Collisional broadening of Kr (4p6S01→→5p[32]2) transition with combustion species as collision partners

- Compositional scaling of collisional full width at half-maximum (FWHM) and shift are compared with scaling at situations corresponding to both large and small perturber electronic energy level gaps as compared to the absorber's electronic energy level gap.
- In the Kr-PLIF system, collisional FWHM and shift scale to large and small perturber electronic energy level gaps when compared to that of the absorber, respectively.
- Contributions from non-dispersion forces are negligible and result in the apparent tight scaling of collisional FWHM and shift for various perturbers in the Kr-PLIF system.
- The observed compositional scaling is general for other absorber/perturber combinations with similar electronic energy level gap differences (NO as absorber and combustion species as perturbers), with findings provided from previous studies.

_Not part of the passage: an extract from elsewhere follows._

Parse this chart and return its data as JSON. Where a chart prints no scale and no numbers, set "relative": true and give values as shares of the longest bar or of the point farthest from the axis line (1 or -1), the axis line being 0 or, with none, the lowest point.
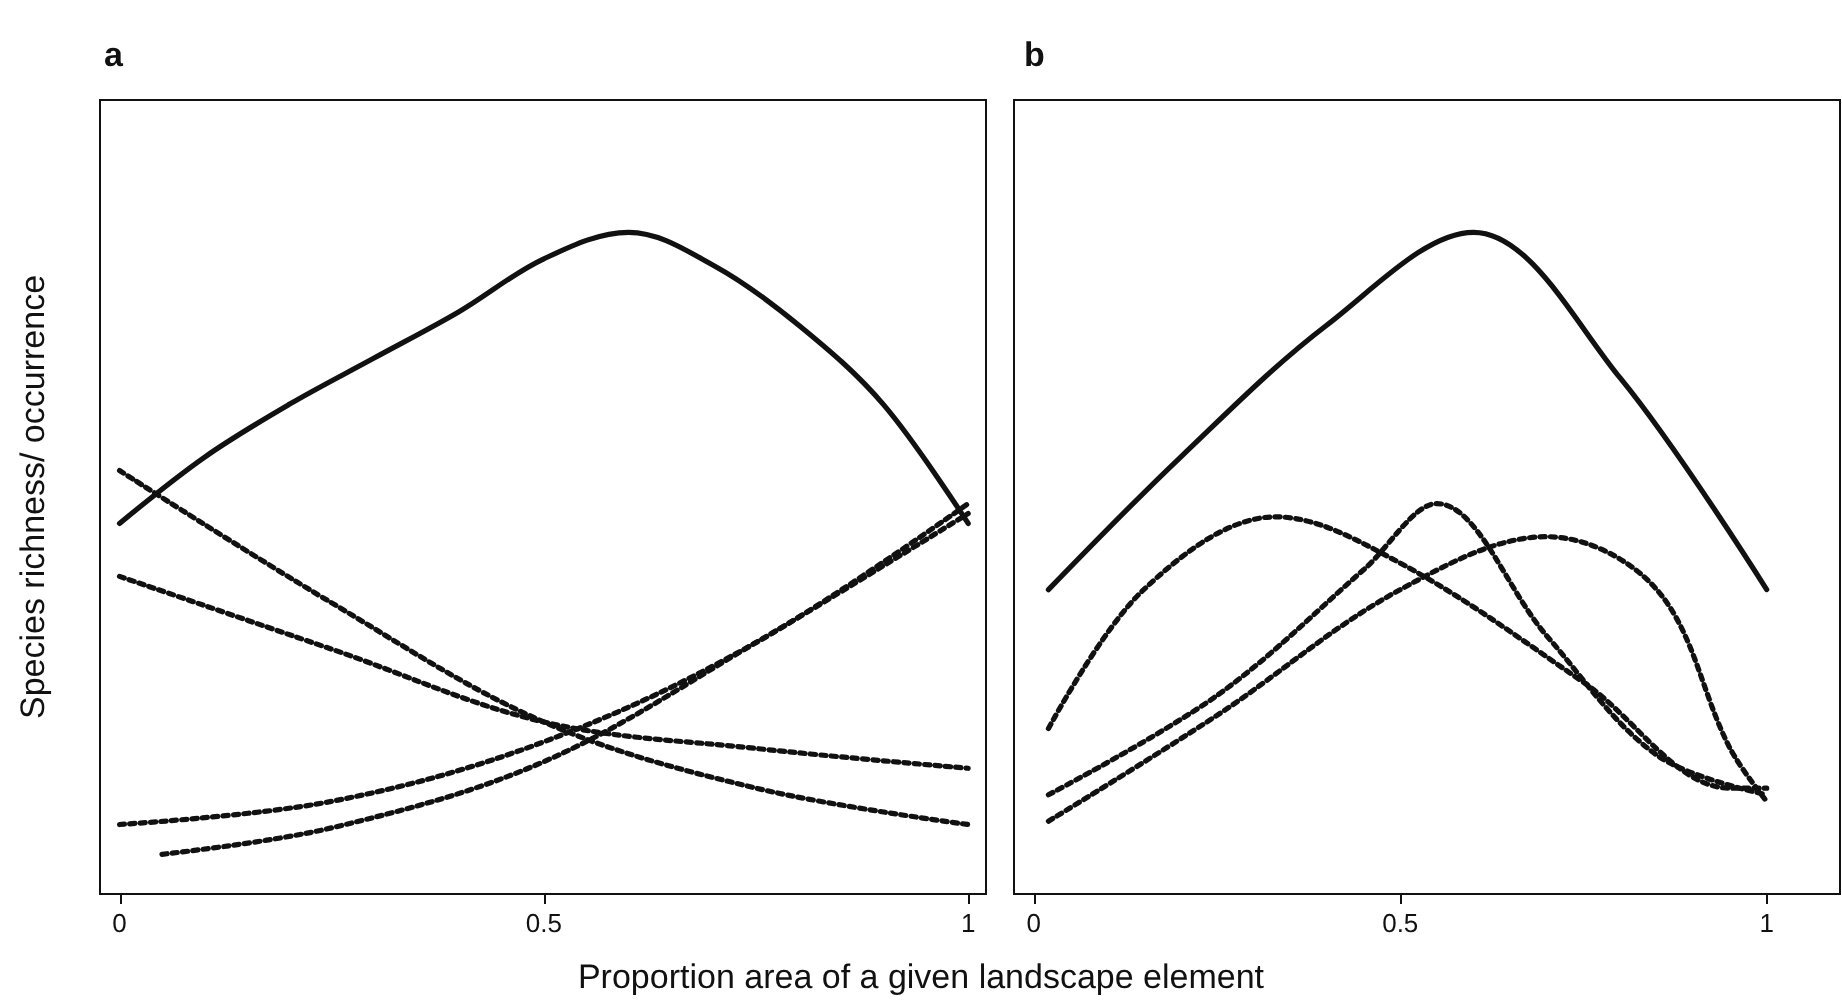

Collisional broadening of krypton 4p6S01→→5p[32]2 transition centered at 107.3 nm caused by common combustion species is investigated in this work. The present work investigates the compositional and thermodynamic dependencies of the collisional parameters between collision partners with similar electronic energy level gaps. In this situation, the classical expression of dispersive energy during collisions cannot be simplified to obtain closed form equations for the collisional parameters. The broadening parameters, namely collisional full width at half maximum (wc) and collisional shift (δc) are obtained through a two-photon excitation scan of krypton (Kr) present in a mixture containing krypton and the collision partner at 295 K and 101 kPa. The compositional scaling of wc and δc are compared with scaling at situations corresponding to both large and small perturber electronic energy level gaps as compared to the absorber's electronic energy level gap. In the Kr PLIF system, wc scaling corresponds to a situation where the perturber electronic energy level gap is significantly larger than absorber energy level gap, whereas δc scaling corresponds to when the absorber electronic energy level gap is significantly larger than the perturber electronic energy level gap. Further, contributions from non-dispersive forces are computed to be significantly smaller than dispersive forces, which results to the observed tight scaling. The observed compositional scaling is shown to be consistent with a different collisional partner system (NO as the absorber and combustion species as perturbers), indicating that the scaling obtained with the krypton system is general to situations with perturbers and absorbers having similar electronic energy level spacing.